民主党の企業・団体献金再開はマニフェスト違反


 民主党は、10月26日の常任幹事会で、昨年9月の政権交代後から自粛してきた企業・団体献金の受け入れを再開することを決めました。国や自治体との契約が1件当たり1億円未満の企業・団体からの献金は、癒着が疑われることがない範囲で受け入れを再開するとしています。 
 民主党は、昨年の衆院選、今年の参院選のマニフェストで企業・団体献金の全面的な禁止を掲げました。政権交代後は受け入れを自粛し、今年に入ってからはすべての企業・団体献金の受け取りを見合わせてきました。今回の再開は民主党の大きな方針転換です。

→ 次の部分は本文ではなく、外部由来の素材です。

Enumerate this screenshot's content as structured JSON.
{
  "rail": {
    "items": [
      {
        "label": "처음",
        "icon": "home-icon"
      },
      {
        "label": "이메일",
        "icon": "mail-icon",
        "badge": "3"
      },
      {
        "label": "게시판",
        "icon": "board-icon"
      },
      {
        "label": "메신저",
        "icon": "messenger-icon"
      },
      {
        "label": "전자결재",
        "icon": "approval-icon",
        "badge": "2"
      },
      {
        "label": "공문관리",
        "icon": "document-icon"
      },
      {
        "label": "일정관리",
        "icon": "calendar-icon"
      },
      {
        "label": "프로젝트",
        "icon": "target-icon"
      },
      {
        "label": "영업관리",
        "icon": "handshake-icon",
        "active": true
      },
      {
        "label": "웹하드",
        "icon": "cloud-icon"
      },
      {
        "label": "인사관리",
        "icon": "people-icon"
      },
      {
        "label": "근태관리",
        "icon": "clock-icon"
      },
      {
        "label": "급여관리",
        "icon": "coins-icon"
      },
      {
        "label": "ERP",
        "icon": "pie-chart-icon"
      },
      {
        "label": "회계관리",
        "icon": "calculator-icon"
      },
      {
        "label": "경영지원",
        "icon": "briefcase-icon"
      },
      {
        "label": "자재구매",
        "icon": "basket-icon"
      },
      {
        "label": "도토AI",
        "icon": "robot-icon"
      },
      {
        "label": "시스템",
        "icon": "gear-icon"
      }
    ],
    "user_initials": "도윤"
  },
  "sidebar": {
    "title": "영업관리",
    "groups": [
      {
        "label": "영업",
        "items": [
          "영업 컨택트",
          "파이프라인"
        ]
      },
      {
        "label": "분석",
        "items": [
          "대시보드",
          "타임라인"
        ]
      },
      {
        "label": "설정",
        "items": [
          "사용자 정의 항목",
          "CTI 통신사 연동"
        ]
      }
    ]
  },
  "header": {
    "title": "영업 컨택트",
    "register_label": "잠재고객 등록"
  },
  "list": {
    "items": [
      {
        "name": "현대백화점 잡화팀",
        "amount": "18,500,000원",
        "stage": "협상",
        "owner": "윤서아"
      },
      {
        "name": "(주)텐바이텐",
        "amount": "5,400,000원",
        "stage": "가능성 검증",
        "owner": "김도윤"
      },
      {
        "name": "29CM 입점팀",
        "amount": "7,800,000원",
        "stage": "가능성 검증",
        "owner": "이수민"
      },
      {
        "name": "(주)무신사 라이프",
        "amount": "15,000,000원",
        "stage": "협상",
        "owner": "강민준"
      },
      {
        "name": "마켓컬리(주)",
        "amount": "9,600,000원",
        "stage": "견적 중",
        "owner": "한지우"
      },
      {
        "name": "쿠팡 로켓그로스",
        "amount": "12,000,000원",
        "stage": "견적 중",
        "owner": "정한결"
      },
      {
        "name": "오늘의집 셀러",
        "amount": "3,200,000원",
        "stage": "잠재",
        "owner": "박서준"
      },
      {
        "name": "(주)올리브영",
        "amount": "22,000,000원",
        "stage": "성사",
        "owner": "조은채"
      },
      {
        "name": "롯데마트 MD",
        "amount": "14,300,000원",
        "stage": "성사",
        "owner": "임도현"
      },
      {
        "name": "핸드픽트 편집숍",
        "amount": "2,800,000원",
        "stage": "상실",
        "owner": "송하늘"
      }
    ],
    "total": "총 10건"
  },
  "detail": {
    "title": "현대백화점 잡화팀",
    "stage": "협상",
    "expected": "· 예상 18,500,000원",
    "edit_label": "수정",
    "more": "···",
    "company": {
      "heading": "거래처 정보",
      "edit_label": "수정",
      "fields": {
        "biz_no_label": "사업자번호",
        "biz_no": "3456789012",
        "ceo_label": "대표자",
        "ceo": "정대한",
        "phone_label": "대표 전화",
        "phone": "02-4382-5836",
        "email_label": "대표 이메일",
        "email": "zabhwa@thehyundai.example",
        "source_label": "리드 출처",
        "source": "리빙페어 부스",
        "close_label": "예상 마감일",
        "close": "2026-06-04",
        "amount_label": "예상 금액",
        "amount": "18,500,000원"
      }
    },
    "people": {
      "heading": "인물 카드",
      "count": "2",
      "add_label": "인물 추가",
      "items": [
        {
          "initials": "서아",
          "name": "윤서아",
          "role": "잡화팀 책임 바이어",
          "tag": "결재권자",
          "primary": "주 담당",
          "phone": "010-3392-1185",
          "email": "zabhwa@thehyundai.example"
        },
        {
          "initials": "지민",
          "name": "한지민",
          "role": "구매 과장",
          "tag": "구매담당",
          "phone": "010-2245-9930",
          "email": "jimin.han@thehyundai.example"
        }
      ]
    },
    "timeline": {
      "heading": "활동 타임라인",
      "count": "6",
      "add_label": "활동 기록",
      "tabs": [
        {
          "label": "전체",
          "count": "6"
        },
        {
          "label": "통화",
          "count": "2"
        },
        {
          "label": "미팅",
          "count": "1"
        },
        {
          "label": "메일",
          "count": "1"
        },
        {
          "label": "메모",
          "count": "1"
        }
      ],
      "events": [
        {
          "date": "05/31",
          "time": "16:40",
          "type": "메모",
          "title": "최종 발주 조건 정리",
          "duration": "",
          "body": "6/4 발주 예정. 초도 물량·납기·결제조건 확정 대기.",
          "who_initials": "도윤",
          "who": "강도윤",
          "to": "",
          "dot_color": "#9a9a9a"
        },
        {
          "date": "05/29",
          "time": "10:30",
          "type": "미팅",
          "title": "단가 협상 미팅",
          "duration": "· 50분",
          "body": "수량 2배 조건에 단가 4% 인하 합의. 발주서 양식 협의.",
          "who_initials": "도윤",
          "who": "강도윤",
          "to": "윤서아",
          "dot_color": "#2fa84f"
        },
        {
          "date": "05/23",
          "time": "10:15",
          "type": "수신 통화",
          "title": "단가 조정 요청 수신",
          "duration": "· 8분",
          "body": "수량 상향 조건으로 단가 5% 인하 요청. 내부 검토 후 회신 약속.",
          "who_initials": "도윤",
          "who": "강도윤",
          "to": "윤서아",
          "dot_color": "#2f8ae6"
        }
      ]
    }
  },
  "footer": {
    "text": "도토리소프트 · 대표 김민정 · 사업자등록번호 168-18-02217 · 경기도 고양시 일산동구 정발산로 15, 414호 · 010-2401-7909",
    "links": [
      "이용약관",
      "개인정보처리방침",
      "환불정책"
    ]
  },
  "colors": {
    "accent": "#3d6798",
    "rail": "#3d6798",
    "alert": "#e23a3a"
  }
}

 1994年、リクルート事件やゼネコン汚職事件を機に、利権や癒着の温床となる企業・団体献金の廃止を目的にして、赤ちゃんからお年よりまで国民一人当たり250円を負担する政党助成金が創設されました。今年度分の助成金総額は、319億4100万円。民主党172億9700万
円、自民党103億7500万円を受けています。
 しかし、政党や政治資金団体には企業団体献金が残され、利権の構造は温存されてきました。民主党は、この利権の構造を断ち切るために、企業・団体献金の廃止を市民に約束したはずでした。
                ◉         ◉
 神奈川ネットでは、各地域ネットが、衆院選や参院選において、「企業・団体献金の廃止」の政治契約を行い、民主党議員を推薦してきました。今回の方針転換は、背信行為であり、市民の期待を裏切るものです。
 「癒着が疑われることがない範囲」などというものを特定できないのは明らかです。民主党は、自らが掲げた「クリーンな政治」を実現するために、企業・団体献金を全面的に禁止する法改正を早急に行うべきです。同時に政治を一人ひとりの意思でつくるために、政治への個人寄付を広げる制度改革が必要です。